In all three articles patients improved equally well in most outcome measures comparing land based with hydrotherapy. In the first article is was stated that neither mode was clearly superior to the other as both showed improvements and gained strength. Similarly, the second article showed findings of both being effective ways of treating lower limb conditions. However, not one medium was more superior than the other.
The final article indicate that water based and land based exercises reduced pain and improved function in patients with osteoarthritis of the knee and that water based exercise was superior to land based exercise for relieving pain before and after walking. These studies findings indicated that hydrotherapy is a suitable and effective way of exercising for patients with lower limb conditions as water buoyancy reduces the weight that joints, bones and muscles have to bear.
Aquatic exercises have been widely used in physical therapy programs, especially when exercising under normal conditions of gravity is difficult and painful.
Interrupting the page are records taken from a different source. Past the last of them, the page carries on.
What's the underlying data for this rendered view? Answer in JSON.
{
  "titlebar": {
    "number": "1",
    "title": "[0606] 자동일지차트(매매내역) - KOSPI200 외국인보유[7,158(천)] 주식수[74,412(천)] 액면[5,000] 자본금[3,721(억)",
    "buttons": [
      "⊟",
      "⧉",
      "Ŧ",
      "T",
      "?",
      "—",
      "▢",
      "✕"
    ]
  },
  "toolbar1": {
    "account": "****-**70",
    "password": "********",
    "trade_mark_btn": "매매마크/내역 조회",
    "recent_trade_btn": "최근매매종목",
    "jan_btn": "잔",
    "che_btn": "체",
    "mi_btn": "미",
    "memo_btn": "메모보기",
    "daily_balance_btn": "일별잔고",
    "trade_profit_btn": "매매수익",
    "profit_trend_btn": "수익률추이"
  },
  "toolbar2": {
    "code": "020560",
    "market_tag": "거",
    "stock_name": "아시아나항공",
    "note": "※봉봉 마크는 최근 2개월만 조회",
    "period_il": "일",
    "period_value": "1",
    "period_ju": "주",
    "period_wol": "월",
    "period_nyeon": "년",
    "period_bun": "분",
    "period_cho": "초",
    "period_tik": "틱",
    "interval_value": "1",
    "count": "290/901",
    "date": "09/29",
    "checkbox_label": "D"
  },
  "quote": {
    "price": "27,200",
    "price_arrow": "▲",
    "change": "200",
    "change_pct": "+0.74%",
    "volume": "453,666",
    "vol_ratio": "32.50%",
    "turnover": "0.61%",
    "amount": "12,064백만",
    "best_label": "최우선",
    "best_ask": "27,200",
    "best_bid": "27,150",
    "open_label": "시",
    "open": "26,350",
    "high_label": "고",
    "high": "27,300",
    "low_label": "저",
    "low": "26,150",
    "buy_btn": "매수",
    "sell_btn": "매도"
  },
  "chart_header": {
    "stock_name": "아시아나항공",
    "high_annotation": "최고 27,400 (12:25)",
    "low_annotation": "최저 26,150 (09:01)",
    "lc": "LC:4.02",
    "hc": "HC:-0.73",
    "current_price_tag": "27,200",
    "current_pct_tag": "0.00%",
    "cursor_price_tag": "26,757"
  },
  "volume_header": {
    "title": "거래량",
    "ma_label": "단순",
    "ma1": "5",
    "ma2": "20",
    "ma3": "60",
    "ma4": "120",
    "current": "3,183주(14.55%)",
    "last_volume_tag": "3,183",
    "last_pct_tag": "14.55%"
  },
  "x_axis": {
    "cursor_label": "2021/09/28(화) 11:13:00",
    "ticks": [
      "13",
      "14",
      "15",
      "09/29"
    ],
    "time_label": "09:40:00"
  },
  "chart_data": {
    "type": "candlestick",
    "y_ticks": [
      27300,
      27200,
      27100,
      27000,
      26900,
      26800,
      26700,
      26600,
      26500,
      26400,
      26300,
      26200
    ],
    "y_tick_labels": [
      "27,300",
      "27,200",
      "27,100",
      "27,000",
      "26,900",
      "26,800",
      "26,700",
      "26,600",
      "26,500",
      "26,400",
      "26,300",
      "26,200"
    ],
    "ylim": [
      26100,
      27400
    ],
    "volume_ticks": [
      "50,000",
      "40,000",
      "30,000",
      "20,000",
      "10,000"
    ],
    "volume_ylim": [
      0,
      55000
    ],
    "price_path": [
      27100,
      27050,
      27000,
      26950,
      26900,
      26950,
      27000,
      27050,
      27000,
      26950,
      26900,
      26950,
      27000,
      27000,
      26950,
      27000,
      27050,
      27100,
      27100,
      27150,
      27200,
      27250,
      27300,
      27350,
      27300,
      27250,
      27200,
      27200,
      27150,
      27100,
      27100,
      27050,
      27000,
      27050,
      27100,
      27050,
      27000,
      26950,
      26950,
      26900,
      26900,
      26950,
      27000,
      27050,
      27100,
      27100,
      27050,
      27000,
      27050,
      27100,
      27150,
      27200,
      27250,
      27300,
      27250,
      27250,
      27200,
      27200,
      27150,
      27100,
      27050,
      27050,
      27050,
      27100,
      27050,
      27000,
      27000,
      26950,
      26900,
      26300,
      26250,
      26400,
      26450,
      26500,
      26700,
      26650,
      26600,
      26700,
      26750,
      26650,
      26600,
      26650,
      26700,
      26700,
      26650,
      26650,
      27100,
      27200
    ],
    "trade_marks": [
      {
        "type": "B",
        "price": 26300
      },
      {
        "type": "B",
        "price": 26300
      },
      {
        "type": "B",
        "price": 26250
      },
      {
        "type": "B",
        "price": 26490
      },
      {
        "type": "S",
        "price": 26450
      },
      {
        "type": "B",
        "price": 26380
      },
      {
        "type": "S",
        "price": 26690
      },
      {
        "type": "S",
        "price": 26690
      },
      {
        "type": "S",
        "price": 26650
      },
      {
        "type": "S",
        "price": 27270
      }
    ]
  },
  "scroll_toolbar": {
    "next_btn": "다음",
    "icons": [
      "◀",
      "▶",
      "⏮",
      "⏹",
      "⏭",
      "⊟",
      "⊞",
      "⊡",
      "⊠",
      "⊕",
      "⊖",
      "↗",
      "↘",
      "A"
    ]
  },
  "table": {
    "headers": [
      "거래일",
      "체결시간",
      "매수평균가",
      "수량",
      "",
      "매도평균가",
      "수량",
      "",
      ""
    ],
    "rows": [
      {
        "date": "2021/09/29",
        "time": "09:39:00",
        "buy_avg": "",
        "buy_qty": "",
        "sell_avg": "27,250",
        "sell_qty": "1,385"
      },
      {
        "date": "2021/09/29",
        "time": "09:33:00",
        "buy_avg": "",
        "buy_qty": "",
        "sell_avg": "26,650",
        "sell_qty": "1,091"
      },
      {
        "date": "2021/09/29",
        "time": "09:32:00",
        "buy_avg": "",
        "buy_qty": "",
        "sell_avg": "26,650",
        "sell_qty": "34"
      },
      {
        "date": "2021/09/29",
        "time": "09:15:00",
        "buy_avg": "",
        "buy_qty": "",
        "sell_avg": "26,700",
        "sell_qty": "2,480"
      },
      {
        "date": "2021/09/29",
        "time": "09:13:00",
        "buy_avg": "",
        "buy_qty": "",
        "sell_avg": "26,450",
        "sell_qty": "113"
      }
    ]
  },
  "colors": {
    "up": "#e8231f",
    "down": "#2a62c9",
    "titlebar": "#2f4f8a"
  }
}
Water buoyancy reduces the weight that joints, bones, and muscles have to bear. The warmth and pressure of the water also reduce swelling and increase blood circulation. Consequently, an underwater environment allows early active mobilization and dynamic strengthening.
Reflection on Process
On reflection of this process, there were many challenges that were presented. Throughout analysing the articles more knowledge may have been needed when critiquing the statistical analysis of the articles. Being able to find positives and negatives within the results areas of the articles proved to be difficult.
Some of the barriers that occurred during this process was that not all relevant articles that proved to be interesting and closely matched the guiding question were unable to be viewed in full. This proved to be a difficult process and only some articles were found in the VU Library that had full text available.